上衣腫は神経系全域に生じる腫瘍だが、発生が最も多いのは小児の後脳である。今回、2つのグループがこの上衣腫の独立したゲノム解析を報告した。S Mackたちは、47例の後脳上衣腫で、ゲノム全体の変異率は低く、有意差のある頻発性変異も存在しないことを見いだした。しかし、主に乳児に見つかり、予後不良に関連する、後頭蓋窩上衣腫A群というサブグループは、CpGアイランドメチル化表現型を示すことが分かった。そして、このサブグループは、マウス異種移植モデルで有効性を示したEZH2阻害剤など、エピジェネティックな修飾を標的とするさまざまな化合物に感受性を示すことが示された。

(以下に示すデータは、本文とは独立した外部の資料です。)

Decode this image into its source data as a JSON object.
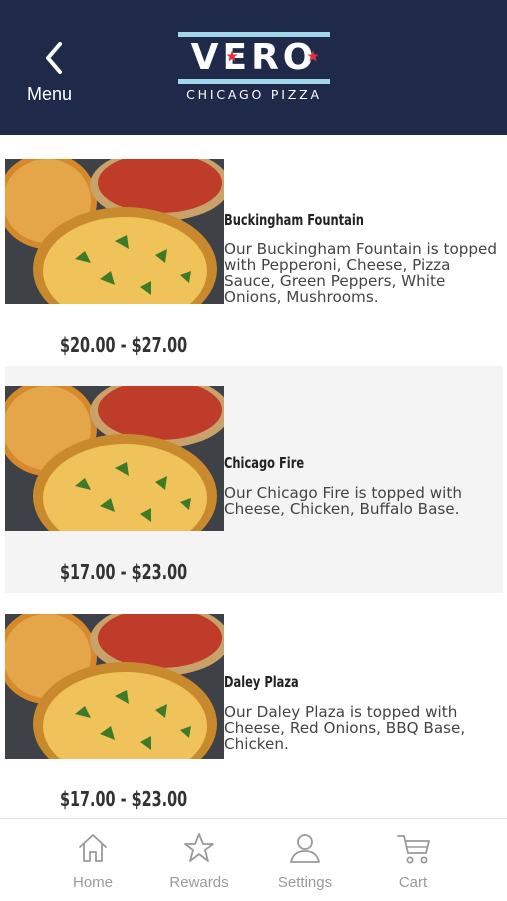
{
  "header": {
    "back_label": "Menu",
    "logo_word": "VERO",
    "logo_subtitle": "CHICAGO PIZZA"
  },
  "items": [
    {
      "name": "Buckingham Fountain",
      "description": "Our Buckingham Fountain is topped with Pepperoni, Cheese, Pizza Sauce, Green Peppers, White Onions, Mushrooms.",
      "price": "$20.00 - $27.00"
    },
    {
      "name": "Chicago Fire",
      "description": "Our Chicago Fire is topped with Cheese, Chicken, Buffalo Base.",
      "price": "$17.00 - $23.00"
    },
    {
      "name": "Daley Plaza",
      "description": "Our Daley Plaza is topped with Cheese, Red Onions, BBQ Base, Chicken.",
      "price": "$17.00 - $23.00"
    }
  ],
  "tabbar": {
    "tabs": [
      {
        "label": "Home",
        "icon": "home-icon"
      },
      {
        "label": "Rewards",
        "icon": "star-icon"
      },
      {
        "label": "Settings",
        "icon": "person-icon"
      },
      {
        "label": "Cart",
        "icon": "cart-icon"
      }
    ]
  },
  "colors": {
    "header_bg": "#1f2a4a",
    "logo_accent": "#9fd6ea",
    "star_red": "#e0313b",
    "tab_gray": "#9a9a9a",
    "alt_row": "#f4f4f4"
  }
}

M Parkerたちは、テント上上衣腫のおよそ70%にC11orf95–RELA融合遺伝子が見られるが、他の上衣腫サブグループにはこの融合遺伝子は見られないことを見いだした。この遺伝子融合は染色体粉砕(chromothripsis)によって生じ、これによってNF-κBシグナル伝達を構成的に活性化する融合タンパク質が発現する。マウスモデルでは、神経幹細胞でのC11orf95–RELAの発現が脳腫瘍の形成を引き起こす。これらの知見は、NF-κBシグナル伝達が、テント上上衣腫の患者の治療標的となる可能性を明らかにしている。